Ann Dee Lee was raised in the Jewish faith, surrounded mostly by Christians.
“You grow up from the time you’re very little knowing that you’re different, and accepting that, and that you have different times of the year than everyone else to celebrate, to pray, to mourn,” Lee said. “There is an apartness, if there is such a word, that makes you realize that you are not a part of the mainstream.”
Lee grew up in Tulsa and attends Temple B’Nai Israel in Oklahoma City, a reform Jewish congregation. Much of her life she had to deal with having a different set of customs and beliefs.
“I think it was harder as a kid,” Lee said. “You don’t want to be different. It’s difficult to have that courage of your own ego where it’s all right to be different.”
But Lee credits being different with making her stronger in her faith and in her life.
Her temple family has supported her through the years, even when her heart found someone outside of the Jewish faith.

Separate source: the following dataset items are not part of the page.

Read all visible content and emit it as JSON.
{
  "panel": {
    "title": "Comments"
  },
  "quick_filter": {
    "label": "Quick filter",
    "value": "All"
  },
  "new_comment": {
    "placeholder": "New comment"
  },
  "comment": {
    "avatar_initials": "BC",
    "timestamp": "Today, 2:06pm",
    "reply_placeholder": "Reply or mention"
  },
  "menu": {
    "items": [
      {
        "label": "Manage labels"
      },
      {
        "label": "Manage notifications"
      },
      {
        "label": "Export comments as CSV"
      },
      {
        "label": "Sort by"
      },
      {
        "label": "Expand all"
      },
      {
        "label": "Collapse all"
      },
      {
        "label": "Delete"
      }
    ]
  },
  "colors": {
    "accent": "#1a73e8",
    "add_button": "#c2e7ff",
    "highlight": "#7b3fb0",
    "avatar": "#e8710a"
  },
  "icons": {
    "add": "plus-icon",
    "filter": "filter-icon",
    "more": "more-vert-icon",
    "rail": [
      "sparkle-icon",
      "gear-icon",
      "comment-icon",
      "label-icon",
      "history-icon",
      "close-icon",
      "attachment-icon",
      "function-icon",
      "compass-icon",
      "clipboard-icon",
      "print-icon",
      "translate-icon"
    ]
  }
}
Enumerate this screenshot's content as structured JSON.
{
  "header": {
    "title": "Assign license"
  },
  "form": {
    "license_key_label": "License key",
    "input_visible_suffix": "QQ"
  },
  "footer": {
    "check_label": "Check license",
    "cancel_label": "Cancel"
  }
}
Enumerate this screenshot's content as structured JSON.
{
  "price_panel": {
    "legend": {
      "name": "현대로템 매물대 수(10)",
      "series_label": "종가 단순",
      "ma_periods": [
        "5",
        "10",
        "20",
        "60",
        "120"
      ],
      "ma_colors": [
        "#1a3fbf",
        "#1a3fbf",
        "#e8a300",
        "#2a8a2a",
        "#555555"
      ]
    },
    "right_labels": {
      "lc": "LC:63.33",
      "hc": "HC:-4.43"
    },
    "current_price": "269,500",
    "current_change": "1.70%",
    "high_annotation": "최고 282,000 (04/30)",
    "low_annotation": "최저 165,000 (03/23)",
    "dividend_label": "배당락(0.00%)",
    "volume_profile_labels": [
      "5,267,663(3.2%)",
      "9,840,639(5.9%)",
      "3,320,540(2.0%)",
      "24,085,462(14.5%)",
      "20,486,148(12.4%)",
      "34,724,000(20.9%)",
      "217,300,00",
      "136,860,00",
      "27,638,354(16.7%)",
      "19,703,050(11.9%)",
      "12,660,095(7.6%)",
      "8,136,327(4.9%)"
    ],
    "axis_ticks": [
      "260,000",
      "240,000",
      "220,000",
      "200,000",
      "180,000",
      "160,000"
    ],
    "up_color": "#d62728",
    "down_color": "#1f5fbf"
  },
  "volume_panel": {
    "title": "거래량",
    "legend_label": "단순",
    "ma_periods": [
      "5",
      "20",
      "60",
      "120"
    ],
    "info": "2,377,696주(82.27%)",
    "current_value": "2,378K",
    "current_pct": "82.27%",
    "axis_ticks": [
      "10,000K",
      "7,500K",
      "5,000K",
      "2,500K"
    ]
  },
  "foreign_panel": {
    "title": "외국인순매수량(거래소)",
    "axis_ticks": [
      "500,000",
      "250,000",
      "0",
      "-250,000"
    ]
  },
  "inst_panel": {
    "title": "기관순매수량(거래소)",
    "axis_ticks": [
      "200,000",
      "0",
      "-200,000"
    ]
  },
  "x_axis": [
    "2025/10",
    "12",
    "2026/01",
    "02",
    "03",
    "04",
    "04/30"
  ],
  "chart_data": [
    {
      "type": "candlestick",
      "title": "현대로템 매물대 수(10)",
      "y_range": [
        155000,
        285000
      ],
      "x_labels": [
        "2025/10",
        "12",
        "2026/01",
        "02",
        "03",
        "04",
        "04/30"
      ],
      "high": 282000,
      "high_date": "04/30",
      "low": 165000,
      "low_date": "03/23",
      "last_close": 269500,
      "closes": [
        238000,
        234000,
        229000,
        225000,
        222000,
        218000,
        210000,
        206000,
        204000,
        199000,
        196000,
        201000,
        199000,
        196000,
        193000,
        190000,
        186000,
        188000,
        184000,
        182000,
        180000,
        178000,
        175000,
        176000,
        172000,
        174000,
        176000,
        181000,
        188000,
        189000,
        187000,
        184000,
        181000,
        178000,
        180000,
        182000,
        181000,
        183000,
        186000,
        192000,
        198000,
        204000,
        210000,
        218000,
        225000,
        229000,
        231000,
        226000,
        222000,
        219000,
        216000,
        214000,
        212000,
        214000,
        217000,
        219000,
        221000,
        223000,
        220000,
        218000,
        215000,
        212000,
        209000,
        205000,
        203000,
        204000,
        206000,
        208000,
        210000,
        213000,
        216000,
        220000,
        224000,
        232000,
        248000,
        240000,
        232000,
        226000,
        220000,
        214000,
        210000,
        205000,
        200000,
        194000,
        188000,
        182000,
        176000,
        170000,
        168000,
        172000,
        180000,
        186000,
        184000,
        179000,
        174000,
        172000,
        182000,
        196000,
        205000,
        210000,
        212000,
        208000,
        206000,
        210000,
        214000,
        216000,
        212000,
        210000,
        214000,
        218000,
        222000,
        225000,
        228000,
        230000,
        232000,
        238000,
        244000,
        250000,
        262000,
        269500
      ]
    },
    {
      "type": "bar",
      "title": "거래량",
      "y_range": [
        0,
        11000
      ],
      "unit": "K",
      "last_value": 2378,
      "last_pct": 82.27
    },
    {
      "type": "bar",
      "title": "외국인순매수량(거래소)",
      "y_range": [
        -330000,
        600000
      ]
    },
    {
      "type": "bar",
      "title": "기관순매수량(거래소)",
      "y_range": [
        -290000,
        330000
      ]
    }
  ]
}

When Lee went to college, she fell in love with a man who wasn’t Jewish.
“He doesn’t have a membership or identify with any other faith, but I can tell you that he knows more about Judaism than a lot of people,” Lee said.
After discussing it, they decided to raise their children Jewish.
“He knew that was important to me, so we opted that if we ever had kids, we would raise them in the Jewish faith, which is exactly what happened.”
Lee’s two sons are now in college. Even though they were the only Jewish children in their classes, she believes Oklahoma is a good place to raise a family.
“I found this a real good place to grow up Jewish.”